Что касается того спазма возмущения, что вызывает картина повсеместно, — так помилуйте, на этой эмоции стоит телеканал «Россия 1». Сколько раз доводилось, навещая престарелых родственниц, видеть, как их кулачки непроизвольно сжимаются, когда вполуха они слышат голоса телестрадалиц, которым что‑то шипят злое любовницы мужей, как они беспомощно сетуют, что муж уходит и не оставляет квартиру. И всегда на экране этот логотип. Зачем им нужно доводить до корвалола и без того слабые организмы — коварный вопрос, но это их ноу-хау. Понятно, что в картине о забитой женщине Востока им была предоставлена палитра, о какой они и не мечтали. Не смея снять платок, обливаясь потом, Зулейха живет между печкой и зловонной, сыпающей оскорблениями свекровью, а когда жирный муж видит ее внаклонку моющей пол, он тут же самым скотским образом возбуждается и берет ее как свинья.
В этих сценах обнажается самый главный эстетический просчет картины, если судить в ее же эстетических категориях сериала «России 1». Это выбор исполнительницы. Чулпан Хаматова — актриса хоть и монотонная, но попавшая в интонацию конца 90-х — начала 2000-х. Она была их дивой наряду с Земфирой, Ренатой Литвиновой, когда в почете были экзотические девушки в образе. В платке забитой необразованной селянки, которая даже мужу нравится только в позиции «тряпкой в пол», одухотворенное лицо Хаматовой выглядит так же неуместно, как рожи командировочных на тех крымских фотографиях, где их вставляют в картонных русалок и морячков.
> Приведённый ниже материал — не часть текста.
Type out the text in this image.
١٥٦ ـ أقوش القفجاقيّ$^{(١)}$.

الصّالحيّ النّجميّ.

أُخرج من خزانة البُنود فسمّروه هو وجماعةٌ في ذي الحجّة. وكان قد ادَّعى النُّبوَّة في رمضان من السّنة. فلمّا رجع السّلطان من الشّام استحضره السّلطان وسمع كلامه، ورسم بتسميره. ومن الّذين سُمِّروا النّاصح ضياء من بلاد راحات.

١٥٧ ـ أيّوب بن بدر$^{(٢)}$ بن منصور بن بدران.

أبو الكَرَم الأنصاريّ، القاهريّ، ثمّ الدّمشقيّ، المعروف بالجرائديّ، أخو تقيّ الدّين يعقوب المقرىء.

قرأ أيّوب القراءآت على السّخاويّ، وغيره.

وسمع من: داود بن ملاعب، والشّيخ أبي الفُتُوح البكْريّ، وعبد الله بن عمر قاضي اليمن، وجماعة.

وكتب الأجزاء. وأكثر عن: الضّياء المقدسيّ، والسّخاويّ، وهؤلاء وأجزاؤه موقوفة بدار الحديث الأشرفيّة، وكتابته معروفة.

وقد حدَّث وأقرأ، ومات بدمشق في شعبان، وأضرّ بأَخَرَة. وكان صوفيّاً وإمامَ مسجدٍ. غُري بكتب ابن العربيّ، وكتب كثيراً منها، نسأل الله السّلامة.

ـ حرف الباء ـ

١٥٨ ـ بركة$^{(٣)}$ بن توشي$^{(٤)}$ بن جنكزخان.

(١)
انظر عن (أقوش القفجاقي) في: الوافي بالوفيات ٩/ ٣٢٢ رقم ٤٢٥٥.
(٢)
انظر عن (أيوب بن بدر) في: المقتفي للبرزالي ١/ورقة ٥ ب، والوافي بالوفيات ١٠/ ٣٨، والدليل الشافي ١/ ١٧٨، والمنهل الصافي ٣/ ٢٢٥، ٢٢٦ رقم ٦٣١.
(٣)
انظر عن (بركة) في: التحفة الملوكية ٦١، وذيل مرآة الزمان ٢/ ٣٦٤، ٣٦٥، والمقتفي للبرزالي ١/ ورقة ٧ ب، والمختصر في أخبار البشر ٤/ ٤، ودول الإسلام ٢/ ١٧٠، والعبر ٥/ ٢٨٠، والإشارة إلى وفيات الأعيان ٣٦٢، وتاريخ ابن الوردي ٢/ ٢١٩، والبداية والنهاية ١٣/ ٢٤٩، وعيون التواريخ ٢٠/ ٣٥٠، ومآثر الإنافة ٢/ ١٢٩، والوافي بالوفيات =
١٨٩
Надо сказать, что в «Зулейхе» вообще актеры-гастролеры, привыкшие к другому складу образности, всухую проигрывают актерам-постояльцам телемелодрамы и госзаказа. Про этих как раз одни комплименты. Артист Евгений Морозов в роли коменданта весь фильм чудо как хорош; когда пьяный, голый и в буденовке — вообще загляденье, и совершенно нам понятно, почему к нему всю дорогу лезет целоваться Юлия Пересильд. Артистка же Пересильд, в свою очередь, — человек, судя по всему, наблюдательный, и награждает свою чекистку смачными узнаваемыми женскими реакциями, которые придают правдоподобия этому образу с навязанным ему мелодрамой набором клише (только не надо путать правдоподобие с правдой).
А вот другое дело артист Маковецкий — он, как обычно, погружается в безумие своего персонажа с такой самоотдачей, что прямо страшно: а вдруг он, Маковецкий, навсегда таким останется? Только в этот раз, в окружении совершенно других исполнителей и в совершенно чужой ему эстетике, он выглядит скоморохом, на которого лениво и брезгливо поглядывает лузгающая семечки толпа.
Что до Хаматовой, то ее беда не проходит и когда Зулейха открывает глаза. После зимовки в тайге на лице Зулейхи прозрение. Только там должно быть экзистенциальное прозрение человека, обретшего свободу через выживание, а Хаматова может изобразить — и изображает — только прозрение артистки, на которую снизошло, как следует читать со сцены Ахматову. Когда пьяный комендант приносит ночью к ее бараку патефон, с ней творится и вовсе невообразимое: неграмотная Зулейха так поводит плечами, дует губы, бросает такие «не взгляды, а взоры», что диву даешься: а не слетала ли она в своем сне в 70-е и не подсмотрела ли там исполнительский арсенал Маргариты Борисовны Тереховой в роли гордой Дианы?
К последним сериям, правда, жизнь Хаматовой в образе налаживается по двум причинам: во-первых, Зулейха все-таки становится личностью, и ее натура меньше противоречит натуре Хаматовой, а во-вторых, за шесть серий мы уже так привыкаем к Хаматовой в платке, что не замечаем эффекта ряженой (да и платок она уже носит не постоянно).
И все же нынешний неправый спор, в который оказалась вовлечена и актриса, может отвлечь ее от гораздо более важной для нее истины, открытой в фильме: «Не в свои сани не садись». Будет жаль, если она ее не усвоит, иначе ее ждут простые разочарования уже без шутихи скандально-раздутых рейтингов, а оттуда рукой подать до неверия в себя. Нечего ей делать в фильмах для электората. Там все равно будет требоваться только один женский типаж — дура, которой Хаматова сроду не была и какой ей уже никогда не быть.